BUYOLOGY: THE SCIENCE OF HUMAN DESIGN

For years the marketing industry has relied on qualitative and quantitative research to better understand purchasing behaviour. Over $12 billion was spent in the U.S. alone on research in 2007. And yet, every marketer can reel off loads of occasions when the focus group failed them. Brand guru Martin Lindstrom has now confirmed through hard science that you can't always rely on people to tell the truth; it's their brains you have to probe--the "ultimate no-bullshit zone," as he calls it.

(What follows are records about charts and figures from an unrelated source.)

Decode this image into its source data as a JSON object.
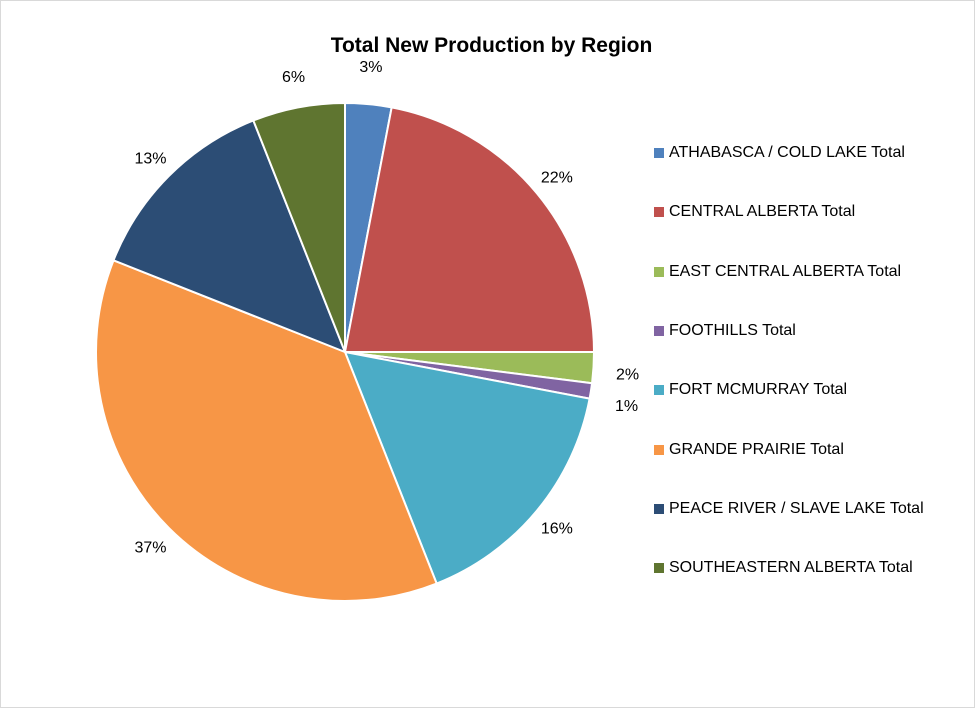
{
  "chart_data": {
    "type": "pie",
    "title": "Total New Production by Region",
    "legend_position": "right",
    "start_angle_deg": 0,
    "direction": "clockwise",
    "slices": [
      {
        "label": "ATHABASCA / COLD LAKE Total",
        "value": 3,
        "display": "3%",
        "color": "#4f81bd"
      },
      {
        "label": "CENTRAL ALBERTA Total",
        "value": 22,
        "display": "22%",
        "color": "#c0504d"
      },
      {
        "label": "EAST CENTRAL ALBERTA Total",
        "value": 2,
        "display": "2%",
        "color": "#9bbb59"
      },
      {
        "label": "FOOTHILLS Total",
        "value": 1,
        "display": "1%",
        "color": "#8064a2"
      },
      {
        "label": "FORT MCMURRAY Total",
        "value": 16,
        "display": "16%",
        "color": "#4bacc6"
      },
      {
        "label": "GRANDE PRAIRIE Total",
        "value": 37,
        "display": "37%",
        "color": "#f79646"
      },
      {
        "label": "PEACE RIVER / SLAVE LAKE Total",
        "value": 13,
        "display": "13%",
        "color": "#2c4d75"
      },
      {
        "label": "SOUTHEASTERN ALBERTA Total",
        "value": 6,
        "display": "6%",
        "color": "#5f7530"
      }
    ]
  }
}
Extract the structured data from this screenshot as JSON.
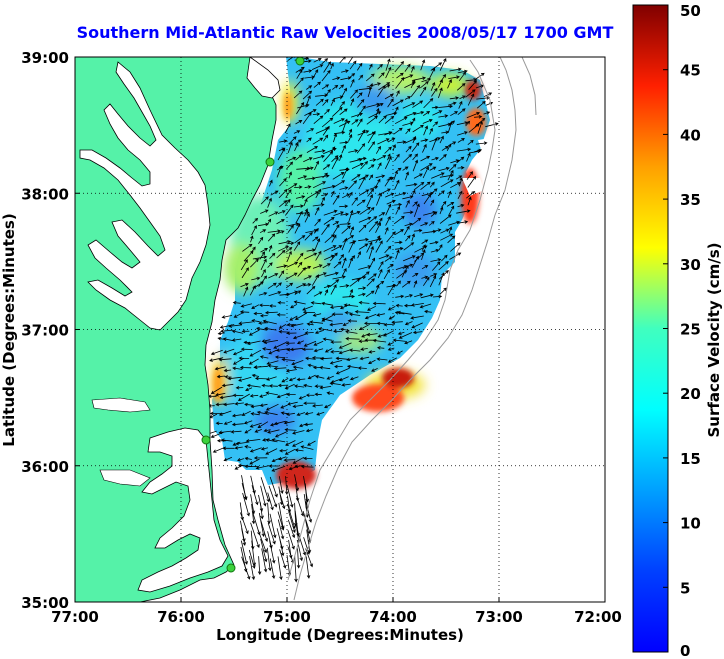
{
  "title": "Southern Mid-Atlantic Raw Velocities 2008/05/17 1700 GMT",
  "x_axis": {
    "label": "Longitude (Degrees:Minutes)",
    "ticks": [
      "77:00",
      "76:00",
      "75:00",
      "74:00",
      "73:00",
      "72:00"
    ]
  },
  "y_axis": {
    "label": "Latitude (Degrees:Minutes)",
    "ticks": [
      "39:00",
      "38:00",
      "37:00",
      "36:00",
      "35:00"
    ]
  },
  "colorbar": {
    "label": "Surface Velocity (cm/s)",
    "ticks": [
      "50",
      "45",
      "40",
      "35",
      "30",
      "25",
      "20",
      "15",
      "10",
      "5",
      "0"
    ],
    "min": 0,
    "max": 50,
    "colormap": "jet"
  },
  "colors": {
    "land": "#55f2a8",
    "coastline": "#000000",
    "title": "#0000ff",
    "station_marker": "#3cd13c"
  },
  "grid": "dotted",
  "legend_position": "right"
}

With the help of a roomful of white-smocked scientists, the world's most sophisticated MRI scanner, and over 2,000 subjects worldwide, he studied people's actual brainwaves while "under the influence" of marketing. His results were illuminating. They suggest that persuasion isn't logical but emotional. For instance, when shown a grisly warning label depicting a cancerous tumour, smokers might say it turns them off smoking, while neurons in their brains light up with desire and spark a craving. Lindstrom's "neuromarketing" has managed to overturn some of the longest-held assumptions in marketing, like sex sells. He has, in turn, replaced them with his own scientifically proven ones, like neurons and blood speak louder than words.